Oireachtas Joint and Select Committees

Wednesday, 31 January 2024

Select Committee on Finance, Public Expenditure and Reform, and Taoiseach

Estimates for Public Services 2024
Vote 11 – Office of the Minister for Public Expenditure and Reform (Revised)
Vote 12 – Superannuation and Retired Allowances (Revised)
Vote 14 – State Laboratory (Revised)
Vote 15 - the Secret Service (Revised)
Vote 17 – Public Appointments Service (Revised)
Vote 18 – National Shared Services Office (Revised)
Vote 19 -the Office of the Ombudsman (Revised)
Vote 39 - Office of Government Procurement (Revised)
Vote 43 – Office of the Government Chief Information Officer (Revised)

Photo of Ossian SmythOssian Smyth (Dún Laoghaire, Green Party) | Oireachtas source

I will answer this from the point of view of e-government. I am responsible for e-government policy and making sure that people can access their records online. Of course it is up to the Minister and the Department of Health to deliver on that. Health is an incredibly important part and that question is very good and very fair. As people move through their lives they see a variety of different healthcare professionals. They see GPs who are privatised and they see people who are in the public health service - for example, they attend a HSE hospital, a voluntary hospital like St. Vincent's or the Mater and may be in community healthcare as well.
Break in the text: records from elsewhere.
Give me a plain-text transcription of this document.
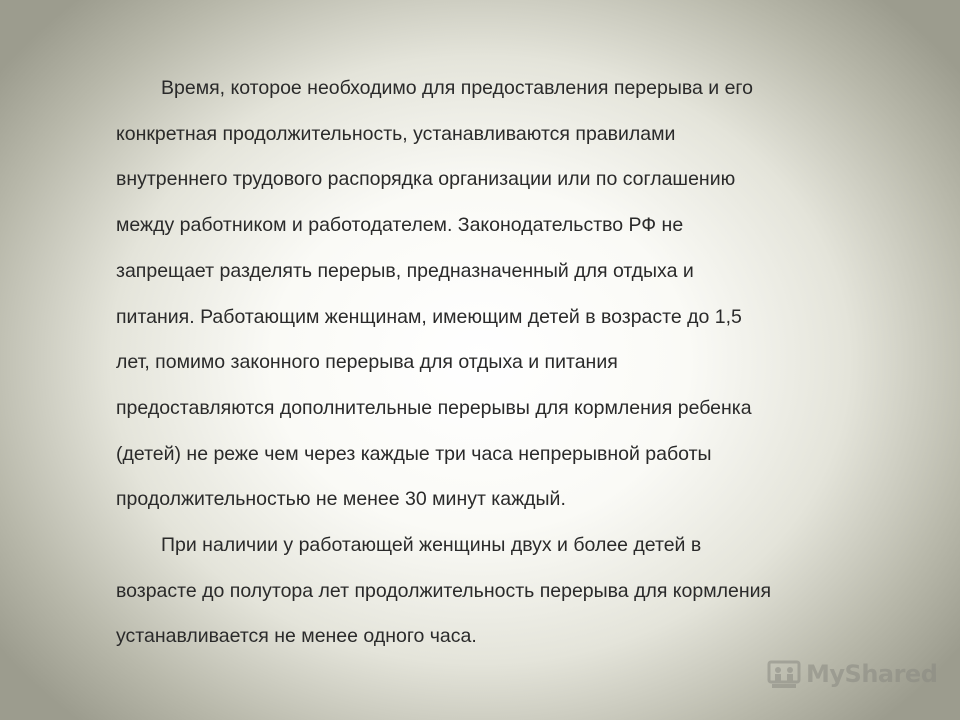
Время, которое необходимо для предоставления перерыва и его
конкретная продолжительность, устанавливаются правилами
внутреннего трудового распорядка организации или по соглашению
между работником и работодателем. Законодательство РФ не
запрещает разделять перерыв, предназначенный для отдыха и
питания. Работающим женщинам, имеющим детей в возрасте до 1,5
лет, помимо законного перерыва для отдыха и питания
предоставляются дополнительные перерывы для кормления ребенка
(детей) не реже чем через каждые три часа непрерывной работы
продолжительностью не менее 30 минут каждый.

При наличии у работающей женщины двух и более детей в
возрасте до полутора лет продолжительность перерыва для кормления
устанавливается не менее одного часа.

MyShared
Traditionally in Ireland, those different sections of the healthcare system allocate a different number to each patient and those numbers are not joined up. Let us take a hypothetical example, a person is in an accident, knocked down by a car in the west of Ireland. Somebody needs to assemble the person's healthcare record. It is not actually in one place at all. To get all that data together, just to get a simple history of what has happened to a person in their life. Gathering information on their diagnoses, procedures they have had, illnesses and allergies and so on, would be a research project. All those different bodies would have to be contacted. It makes sense that everybody should use one ID number and, in fact, we have a social security number in Ireland, the PPS number. The Health and Information Bill 2023 intends to legislate for that and to say that healthcare operators can all use the PPS number and can all join up their records.
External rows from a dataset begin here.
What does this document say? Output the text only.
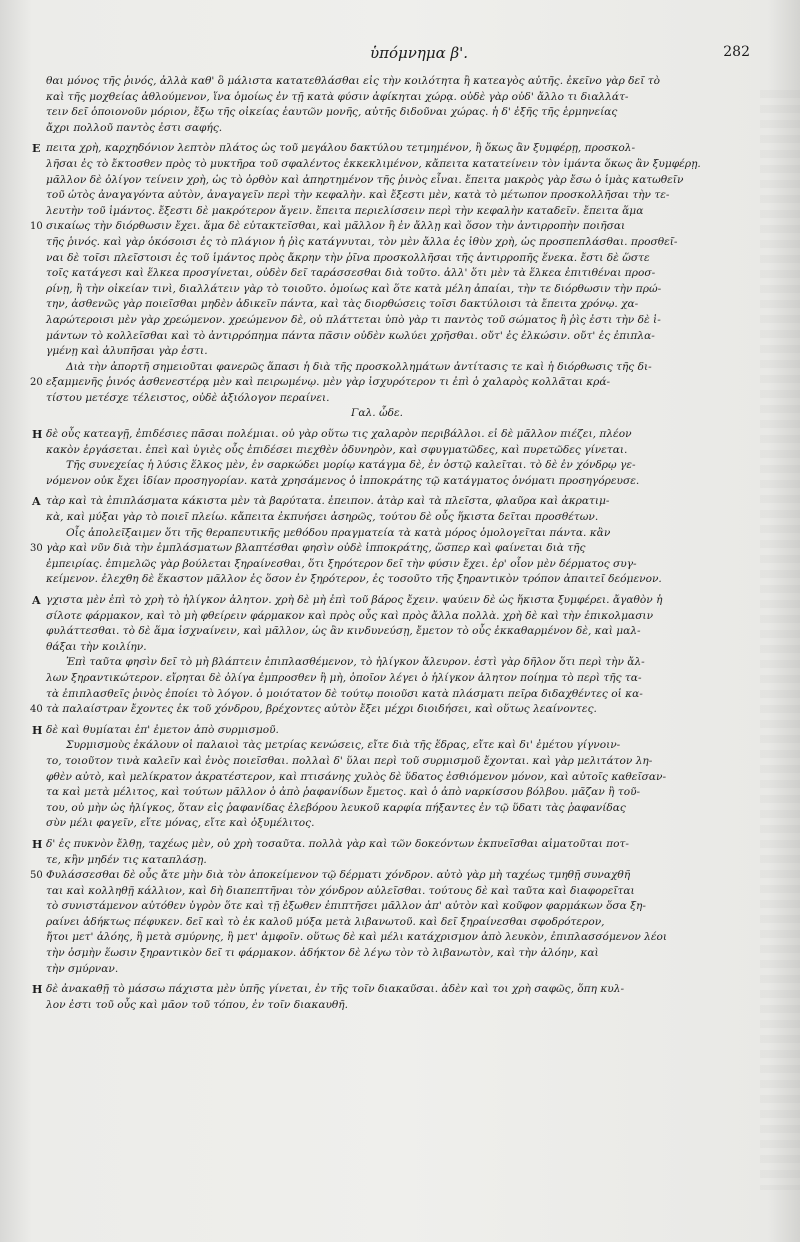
ὑπόμνημα β'.	282
θαι μόνος τῆς ῥινός, ἀλλὰ καθ' ὃ μάλιστα κατατεθλάσθαι εἰς τὴν κοιλότητα ἢ κατεαγὸς αὐτῆς. ἐκεῖνο γὰρ δεῖ τὸ
καὶ τῆς μοχθείας ἀθλούμενον, ἵνα ὁμοίως ἐν τῇ κατὰ φύσιν ἀφίκηται χώρᾳ. οὐδὲ γὰρ οὐδ' ἄλλο τι διαλλάτ-
τειν δεῖ ὁποιονοῦν μόριον, ἔξω τῆς οἰκείας ἑαυτῶν μονῆς, αὐτῆς διδοῦναι χώρας. ἡ δ' ἐξῆς τῆς ἑρμηνείας
ἄχρι πολλοῦ παντὸς ἐστι σαφής.
Ε πειτα χρὴ, καρχηδόνιον λεπτὸν πλάτος ὡς τοῦ μεγάλου δακτύλου τετμημένον, ἢ ὅκως ἂν ξυμφέρῃ, προσκολ-
λῆσαι ἐς τὸ ἔκτοσθεν πρὸς τὸ μυκτῆρα τοῦ σφαλέντος ἐκκεκλιμένον, κἄπειτα κατατείνειν τὸν ἱμάντα ὅκως ἂν ξυμφέρῃ.
μᾶλλον δὲ ὀλίγον τείνειν χρὴ, ὡς τὸ ὀρθὸν καὶ ἀπηρτημένον τῆς ῥινὸς εἶναι. ἔπειτα μακρὸς γὰρ ἔσω ὁ ἱμὰς κατωθεῖν
τοῦ ὠτὸς ἀναγαγόντα αὐτὸν, ἀναγαγεῖν περὶ τὴν κεφαλὴν. καὶ ἔξεστι μὲν, κατὰ τὸ μέτωπον προσκολλῆσαι τὴν τε-
λευτὴν τοῦ ἱμάντος. ἔξεστι δὲ μακρότερον ἄγειν. ἔπειτα περιελίσσειν περὶ τὴν κεφαλὴν καταδεῖν. ἔπειτα ἅμα
10 σικαίως τὴν διόρθωσιν ἔχει. ἅμα δὲ εὐτακτεῖσθαι, καὶ μᾶλλον ἢ ἐν ἄλλῃ καὶ ὅσον τὴν ἀντιρροπὴν ποιῆσαι
τῆς ῥινός. καὶ γὰρ ὁκόσοισι ἐς τὸ πλάγιον ἡ ῥὶς κατάγνυται, τὸν μὲν ἄλλα ἐς ἰθὺν χρὴ, ὡς προσπεπλάσθαι. προσθεῖ-
ναι δὲ τοῖσι πλεῖστοισι ἐς τοῦ ἱμάντος πρὸς ἄκρην τὴν ῥῖνα προσκολλῆσαι τῆς ἀντιρροπῆς ἕνεκα. ἔστι δὲ ὥστε
τοῖς κατάγεσι καὶ ἕλκεα προσγίνεται, οὐδὲν δεῖ ταράσσεσθαι διὰ τοῦτο. ἀλλ' ὅτι μὲν τὰ ἕλκεα ἐπιτιθέναι προσ-
ρίνῃ, ἢ τὴν οἰκείαν τινὶ, διαλλάτειν γὰρ τὸ τοιοῦτο. ὁμοίως καὶ ὅτε κατὰ μέλη ἀπαίαι, τὴν τε διόρθωσιν τὴν πρώ-
την, ἀσθενῶς γὰρ ποιεῖσθαι μηδὲν ἀδικεῖν πάντα, καὶ τὰς διορθώσεις τοῖσι δακτύλοισι τὰ ἔπειτα χρόνῳ. χα-
λαρώτεροισι μὲν γὰρ χρεώμενον. χρεώμενον δὲ, οὐ πλάττεται ὑπὸ γὰρ τι παντὸς τοῦ σώματος ἢ ῥὶς ἐστι τὴν δὲ ἱ-
μάντων τὸ κολλεῖσθαι καὶ τὸ ἀντιρρόπημα πάντα πᾶσιν οὐδὲν κωλύει χρῆσθαι. οὔτ' ἐς ἑλκώσιν. οὔτ' ἐς ἐπιπλα-
γμένῃ καὶ ἀλυπῆσαι γὰρ ἐστι.
Διὰ τὴν ἀπορτῆ σημειοῦται φανερῶς ἅπασι ἡ διὰ τῆς προσκολλημάτων ἀντίτασις τε καὶ ἡ διόρθωσις τῆς δι-
20 εξαμμενῆς ῥινός ἀσθενεστέρᾳ μὲν καὶ πειρωμένῳ. μὲν γὰρ ἰσχυρότερον τι ἐπὶ ὁ χαλαρὸς κολλᾶται κρά-
τίστου μετέσχε τέλειστος, οὐδὲ ἀξιόλογον περαίνει.
Γαλ. ὧδε.
Η δὲ οὖς κατεαγῇ, ἐπιδέσιες πᾶσαι πολέμιαι. οὐ γὰρ οὕτω τις χαλαρὸν περιβάλλοι. εἰ δὲ μᾶλλον πιέζει, πλέον
κακὸν ἐργάσεται. ἐπεὶ καὶ ὑγιὲς οὖς ἐπιδέσει πιεχθὲν ὀδυνηρὸν, καὶ σφυγματῶδες, καὶ πυρετῶδες γίνεται.
Τῆς συνεχείας ἡ λύσις ἕλκος μὲν, ἐν σαρκώδει μορίῳ κατάγμα δὲ, ἐν ὀστῷ καλεῖται. τὸ δὲ ἐν χόνδρῳ γε-
νόμενον οὐκ ἔχει ἰδίαν προσηγορίαν. κατὰ χρησάμενος ὁ ἱπποκράτης τῷ κατάγματος ὀνόματι προσηγόρευσε.
Α τὰρ καὶ τὰ ἐπιπλάσματα κάκιστα μὲν τὰ βαρύτατα. ἐπειπον. ἀτὰρ καὶ τὰ πλεῖστα, φλαῦρα καὶ ἀκρατιμ-
κὰ, καὶ μύξαι γὰρ τὸ ποιεῖ πλείω. κἄπειτα ἐκπυήσει ἀσηρῶς, τούτου δὲ οὖς ἥκιστα δεῖται προσθέτων.
Οἶς ἀπολεῖξαιμεν ὅτι τῆς θεραπευτικῆς μεθόδου πραγματεία τὰ κατὰ μόρος ὁμολογεῖται πάντα. κἂν
30 γὰρ καὶ νῦν διὰ τὴν ἐμπλάσματων βλαπτέσθαι φησὶν οὐδὲ ἱπποκράτης, ὥσπερ καὶ φαίνεται διὰ τῆς
ἐμπειρίας. ἐπιμελῶς γὰρ βούλεται ξηραίνεσθαι, ὅτι ξηρότερον δεῖ τὴν φύσιν ἔχει. ἐρ' οἷον μὲν δέρματος συγ-
κείμενον. ἐλεχθη δὲ ἕκαστον μᾶλλον ἐς ὅσον ἐν ξηρότερον, ἐς τοσοῦτο τῆς ξηραντικὸν τρόπον ἀπαιτεῖ δεόμενον.
Α γχιστα μὲν ἐπὶ τὸ χρὴ τὸ ἡλίγκον ἀλητον. χρὴ δὲ μὴ ἐπὶ τοῦ βάρος ἔχειν. ψαύειν δὲ ὡς ἥκιστα ξυμφέρει. ἄγαθὸν ἡ
σίλοτε φάρμακον, καὶ τὸ μὴ φθείρειν φάρμακον καὶ πρὸς οὖς καὶ πρὸς ἄλλα πολλὰ. χρὴ δὲ καὶ τὴν ἐπικολμασιν
φυλάττεσθαι. τὸ δὲ ἅμα ἰσχναίνειν, καὶ μᾶλλον, ὡς ἂν κινδυνεύσῃ, ἔμετον τὸ οὖς ἐκκαθαρμένον δὲ, καὶ μαλ-
θάξαι τὴν κοιλίην.
Ἐπὶ ταῦτα φησὶν δεῖ τὸ μὴ βλάπτειν ἐπιπλασθέμενον, τὸ ἡλίγκον ἄλευρον. ἐστὶ γὰρ δῆλον ὅτι περὶ τὴν ἄλ-
λων ξηραντικώτερον. εἴρηται δὲ ὀλίγα ἐμπροσθεν ἢ μὴ, ὁποῖον λέγει ὁ ἡλίγκον ἀλητον ποίημα τὸ περὶ τῆς τα-
τὰ ἐπιπλασθεῖς ῥινὸς ἐποίει τὸ λόγον. ὁ μοιότατον δὲ τούτῳ ποιοῦσι κατὰ πλάσματι πεῖρα διδαχθέντες οἱ κα-
40 τὰ παλαίστραν ἔχοντες ἐκ τοῦ χόνδρου, βρέχοντες αὐτὸν ἔξει μέχρι διοιδήσει, καὶ οὕτως λεαίνοντες.
Η δὲ καὶ θυμίαται ἐπ' ἐμετον ἀπὸ συρμισμοῦ.
Συρμισμοὺς ἐκάλουν οἱ παλαιοὶ τὰς μετρίας κενώσεις, εἴτε διὰ τῆς ἕδρας, εἴτε καὶ δι' ἐμέτου γίγνοιν-
το, τοιοῦτον τινὰ καλεῖν καὶ ἑνὸς ποιεῖσθαι. πολλαὶ δ' ὕλαι περὶ τοῦ συρμισμοῦ ἔχονται. καὶ γὰρ μελιτάτον λη-
φθὲν αὐτὸ, καὶ μελίκρατον ἀκρατέστερον, καὶ πτισάνης χυλὸς δὲ ὕδατος ἐσθιόμενον μόνον, καὶ αὐτοῖς καθεῖσαν-
τα καὶ μετὰ μέλιτος, καὶ τούτων μᾶλλον ὁ ἀπὸ ῥαφανίδων ἔμετος. καὶ ὁ ἀπὸ ναρκίσσου βόλβου. μᾶζαν ἢ τοῦ-
του, οὐ μὴν ὡς ἡλίγκος, ὅταν εἰς ῥαφανίδας ἐλεβόρου λευκοῦ καρφία πήξαντες ἐν τῷ ὕδατι τὰς ῥαφανίδας
σὺν μέλι φαγεῖν, εἴτε μόνας, εἴτε καὶ ὀξυμέλιτος.
Η δ' ἐς πυκνὸν ἔλθῃ, ταχέως μὲν, οὐ χρὴ τοσαῦτα. πολλὰ γὰρ καὶ τῶν δοκεόντων ἐκπυεῖσθαι αἰματοῦται ποτ-
τε, κἢν μηδέν τις καταπλάσῃ.
50 Φυλάσσεσθαι δὲ οὖς ἄτε μὴν διὰ τὸν ἀποκείμενον τῷ δέρματι χόνδρον. αὐτὸ γὰρ μὴ ταχέως τμηθῇ συναχθῆ
ται καὶ κολληθῇ κάλλιον, καὶ δὴ διαπεπτῆναι τὸν χόνδρον αὐλεῖσθαι. τούτους δὲ καὶ ταῦτα καὶ διαφορεῖται
τὸ συνιστάμενον αὐτόθεν ὑγρὸν ὅτε καὶ τῇ ἐξωθεν ἐπιπτῆσει μᾶλλον ἀπ' αὐτὸν καὶ κοῦφον φαρμάκων ὅσα ξη-
ραίνει ἀδήκτως πέφυκεν. δεῖ καὶ τὸ ἐκ καλοῦ μύξα μετὰ λιβανωτοῦ. καὶ δεῖ ξηραίνεσθαι σφοδρότερον,
ἤτοι μετ' ἀλόης, ἢ μετὰ σμύρνης, ἢ μετ' ἀμφοῖν. οὕτως δὲ καὶ μέλι κατάχρισμον ἀπὸ λευκὸν, ἐπιπλασσόμενον λέοι
τὴν ὀσμὴν ἕωσιν ξηραντικὸν δεῖ τι φάρμακον. ἀδήκτον δὲ λέγω τὸν τὸ λιβανωτὸν, καὶ τὴν ἀλόην, καὶ
τὴν σμύρναν.
Η δὲ ἀνακαθῇ τὸ μάσσω πάχιστα μὲν ὑπῆς γίνεται, ἐν τῆς τοῖν διακαῦσαι. ἀδὲν καὶ τοι χρὴ σαφῶς, ὅπη κυλ-
λον ἐστι τοῦ οὖς καὶ μᾶον τοῦ τόπου, ἐν τοῖν διακαυθῆ.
One of the questions is how are we doing in this regard and what can we bring together. During the pandemic, for one of the first times ever in Ireland there was a healthcare system that applied to the entire population. For example, everybody had to get a vaccination. To do so, there had to be a record of everybody in the State in one place, not split between different healthcare providers. Of course, the vaccinations were delivered by a range of different people, pharmacists, GPs and hospitals and so on. However, we all had to keep track of who had had their first dose or their second one. There had to be a centralised system and that was built extremely quickly. Because the healthcare system was under stress and because there was no shortage of motivation to deliver the project, it did not run into organisational challenges or consenting problems. It simply delivered in a few months a system which was way better than what would have been delivered in normal times over a period of years.
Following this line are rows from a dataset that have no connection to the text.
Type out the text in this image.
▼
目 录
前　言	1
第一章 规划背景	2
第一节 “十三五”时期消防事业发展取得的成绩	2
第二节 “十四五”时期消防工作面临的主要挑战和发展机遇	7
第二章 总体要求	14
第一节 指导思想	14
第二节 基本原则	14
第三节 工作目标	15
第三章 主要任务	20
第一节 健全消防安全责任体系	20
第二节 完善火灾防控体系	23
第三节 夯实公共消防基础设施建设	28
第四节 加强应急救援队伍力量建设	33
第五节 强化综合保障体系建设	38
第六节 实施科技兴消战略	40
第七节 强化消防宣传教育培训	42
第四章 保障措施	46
A system was delivered that was able to schedule vaccinations, run contact tracing, the testing service and everything else that was needed to manage the pandemic. This is a model for how things should work. There should be a centralised record of every person's healthcare and so on. That is being built at the moment. I have worked with people in the HSE on this. The HSE's budget for IT has doubled. It is now €200 million per year. The number of staff has also greatly increased. Its IT section now has 820 people working there. The HSE is working on an app. This is a normal thing that happens in other European countries. People can use the app on their phone. It will show a person's prescription, they can book a doctor's appointment and so on. Everything is centralised so a person can see a history of the tests they have had carried out and what the results are. Doing this empowers the patient to know what is going on. In the traditional authoritarian or patriarchal way the health service worked in Ireland in the past, a person went to hospital and things were done to them. No real explanation was given as to what happened. The doctor treating the person would then send a letter to the person's GP telling that person about it. People were often dispensed drugs or injected with drugs without even being told what was going on. The person's role was merely to submit and to accept all this.

This is a different philosophy in which the patient is involved in their episode of care. Their information is shared with them and actually belongs to them. With the consent of the patient, the information is shared among all healthcare professionals and their health records are kept in one place.

I will give some examples of what is going on. For the most part, the maternity hospitals have electronic healthcare records. The new children's hospital will have electronic healthcare records. As I said, the app which I expect will be the type of app that will be installed by the vast majority of people in the country, will allow people to see online their healthcare records as they happen, as happens in other European countries. I am looking forward to seeing that later this year and I am glad that the HSE is using an agile approach to this. It is not doing a giant project.